Este blog reúne o trabalho literário da escritora capixaba-carioca Isabella Mariano.

às vezes, eu sinto falta do mundo pequeno. mas isso não dura muito. quanto mais sei, mais quero saber. quanto mais caminho, mais quero chegar. a questão é que nunca chego. não tem fim a caminhada, até que o fim venha inesperado, não planejado. o que dá pra planejar é a vida, e ainda assim se acostumar a ser surpreendida com os descaminhos e as portas fechadas.

eu cresci habituada a estar em movimento. cresci com o barulho, o medo, a violência, o caos. quando pude ser eu mesma a minha mãe, busquei silêncio, e o mundo pequeno me pareceu seguro. o mundo pequeno me pareceu mais controlável.

mas é mentira que viemos para governar. nada é governável. a gente só encena bem grandes farsas. a natureza é rebelde por essência. da minha ingovernável natureza, veio o desejo do mundo maior. e quanto mais o mundo aumenta, mais eu me sinto menor - e diferente do que se pode supor isso me causa certo alívio.

sinto que não devo mais nada - se é que algum dia devi. se é que podemos falar nesses termos, quando o assunto é amor. ou algo parecido com ele. sinto que tenho fechado portas eu mesma, para que meu outro eu não queira voltar. mas a gente sempre tenta, né? voltar pro útero, voltar pro colo.

e percebe que não tem colo. e não tem útero. não tem vida para onde voltar. só temos para onde ir. e eu quero seguir descobrindo, nos cantos do mundo, aonde é que eu posso chegar.
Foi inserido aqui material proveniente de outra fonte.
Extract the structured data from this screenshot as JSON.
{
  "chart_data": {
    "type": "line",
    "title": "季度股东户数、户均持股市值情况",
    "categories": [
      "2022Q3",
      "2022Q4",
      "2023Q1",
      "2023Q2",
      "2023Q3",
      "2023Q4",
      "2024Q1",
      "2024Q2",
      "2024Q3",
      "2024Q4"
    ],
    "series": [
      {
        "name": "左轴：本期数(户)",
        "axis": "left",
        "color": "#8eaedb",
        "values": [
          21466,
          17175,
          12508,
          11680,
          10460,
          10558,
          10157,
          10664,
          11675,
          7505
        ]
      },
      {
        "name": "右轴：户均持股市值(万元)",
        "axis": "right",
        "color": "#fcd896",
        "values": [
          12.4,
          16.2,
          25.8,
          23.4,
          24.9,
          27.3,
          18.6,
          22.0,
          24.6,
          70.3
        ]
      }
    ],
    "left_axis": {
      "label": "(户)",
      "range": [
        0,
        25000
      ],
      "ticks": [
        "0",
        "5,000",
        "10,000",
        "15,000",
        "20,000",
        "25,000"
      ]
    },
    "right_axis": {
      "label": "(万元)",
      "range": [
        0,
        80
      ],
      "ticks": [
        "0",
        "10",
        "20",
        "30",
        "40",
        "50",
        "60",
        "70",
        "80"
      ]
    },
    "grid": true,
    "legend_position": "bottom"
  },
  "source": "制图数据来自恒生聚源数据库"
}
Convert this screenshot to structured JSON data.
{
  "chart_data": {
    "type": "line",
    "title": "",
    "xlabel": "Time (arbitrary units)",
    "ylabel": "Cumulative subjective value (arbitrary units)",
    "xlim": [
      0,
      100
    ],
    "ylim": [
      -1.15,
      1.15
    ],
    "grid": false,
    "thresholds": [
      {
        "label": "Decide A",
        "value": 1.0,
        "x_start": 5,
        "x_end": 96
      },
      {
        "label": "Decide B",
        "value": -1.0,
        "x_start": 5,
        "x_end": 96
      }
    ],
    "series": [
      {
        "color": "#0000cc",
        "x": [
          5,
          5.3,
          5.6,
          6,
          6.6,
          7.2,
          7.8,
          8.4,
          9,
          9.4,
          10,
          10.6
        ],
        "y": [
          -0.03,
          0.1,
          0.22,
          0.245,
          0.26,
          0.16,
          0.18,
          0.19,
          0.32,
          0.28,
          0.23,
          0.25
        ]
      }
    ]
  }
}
ela adora chegar quando não é convidada

apenas aparece e se instala

às vezes, ouço seus gritos de longe

seu andar pesado

sua respiração ofegante

o coração acelerado

e o peso na cama à noite

mas, às vezes, ela vem soturna

quando estou feliz na mesa do bar

no parque

no banheiro

lendo um livro

no cinema

ela chega sem aviso ou convite

essas são suas piores visitas

ela me reconhece 

e eu me desconheço

a dormência dos meus lábios

e as pálpebras que pesam uma tonelada

o silêncio parece ser seu único amigo

- mas ele é meu amigo também -

de longe, porém, ouço um sussurro

que saiu do bico de um pássaro preto

há milhares de anos atrás

chega a mim feito uma brisa e ordena

ele me manda voar, ele diz:

voa, voa, voa, que isso também há de passar

eu tenho o costume de usar as palavras erradas. não digo como um costume de fazer caminhadas ou tomar café preto todo dia logo cedo. digo costume, de costumeiro, de ser comum, frequente, sabe? - penso se é a palavra certa. - não são raras as vezes em que sinto que preciso me explicar. dizer que não foi exatamente aquilo o que eu quis dizer, mas que eu, de alguma forma, disse. logo eu, que sempre quis ser conhecida pelo dom com as palavras. 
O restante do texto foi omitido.